Parallel-Integrated Fiber Bragg Gratings Inscribed by Femtosecond Laser Point-by-Point Technology

Abstract

Conventional grating-inscription technology usually inscribes only one fiber Bragg grating (FBG) in the core of an optical fiber. A novel femtosecond laser point-by-point technology was demonstrated to parallel-inscribe multiple FBGs, i.e., so-called parallel-integrated FBGs (PI-FBGs), with either different or the same reflection wavelengths in the core of a standard single-mode fiber. Single- or multiwavelength PI-FBGs exhibited one or multiple peaks in the reflection spectrum, respectively. The length of PI-FBGs can be shortened to hundreds of micrometers to increase the spatial resolution of the FBG-based sensors.

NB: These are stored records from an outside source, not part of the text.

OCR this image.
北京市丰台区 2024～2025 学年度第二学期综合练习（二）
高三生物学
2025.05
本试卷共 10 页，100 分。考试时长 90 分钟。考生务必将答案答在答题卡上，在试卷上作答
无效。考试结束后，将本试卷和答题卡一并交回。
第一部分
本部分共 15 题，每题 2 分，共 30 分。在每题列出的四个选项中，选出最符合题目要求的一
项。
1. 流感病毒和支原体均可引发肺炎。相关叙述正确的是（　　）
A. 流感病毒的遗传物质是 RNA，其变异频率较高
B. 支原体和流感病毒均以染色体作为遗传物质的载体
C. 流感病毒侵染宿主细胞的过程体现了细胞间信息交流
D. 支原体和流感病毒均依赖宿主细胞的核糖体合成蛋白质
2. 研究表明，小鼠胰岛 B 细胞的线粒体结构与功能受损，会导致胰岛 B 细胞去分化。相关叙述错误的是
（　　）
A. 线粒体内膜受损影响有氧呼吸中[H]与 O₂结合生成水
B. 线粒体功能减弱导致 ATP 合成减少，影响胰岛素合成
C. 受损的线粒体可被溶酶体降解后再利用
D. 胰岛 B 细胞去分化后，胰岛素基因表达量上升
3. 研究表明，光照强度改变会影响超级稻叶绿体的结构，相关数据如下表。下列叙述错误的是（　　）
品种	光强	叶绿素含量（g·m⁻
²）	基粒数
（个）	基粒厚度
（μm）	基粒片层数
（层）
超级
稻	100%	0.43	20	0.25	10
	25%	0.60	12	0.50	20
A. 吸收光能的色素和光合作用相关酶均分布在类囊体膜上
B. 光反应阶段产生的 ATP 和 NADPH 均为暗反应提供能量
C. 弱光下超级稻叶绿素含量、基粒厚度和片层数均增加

Our ultrashort PI-FBGs with a length of 500 μ m could be used to realize ultrahigh temperature sensing with a high spatial resolution of less than 1 mm, a linear sensitivity of 15.0 pm/°C, and a large measurement range of up to 1100 °C, which overcomes the shortcomings of conventional FBG-based sensors with a low spatial resolution of more than 1 cm and a small measurement range of up to 300 °C. Moreover, the grating parameters, such as reflectivity, reflection wavelength, polarization-dependent loss, and full width at half maximum, can be improved to achieve desired PI-FBGs by changing the spatial distribution and grating number of the PI-FBGs. The PI-FBGs are insensitive to bending, which reduces bend-induced measurement errors. Therefore, our PI-FBGs will find potential applications in the fields of optical fiber sensors, communications, and lasers.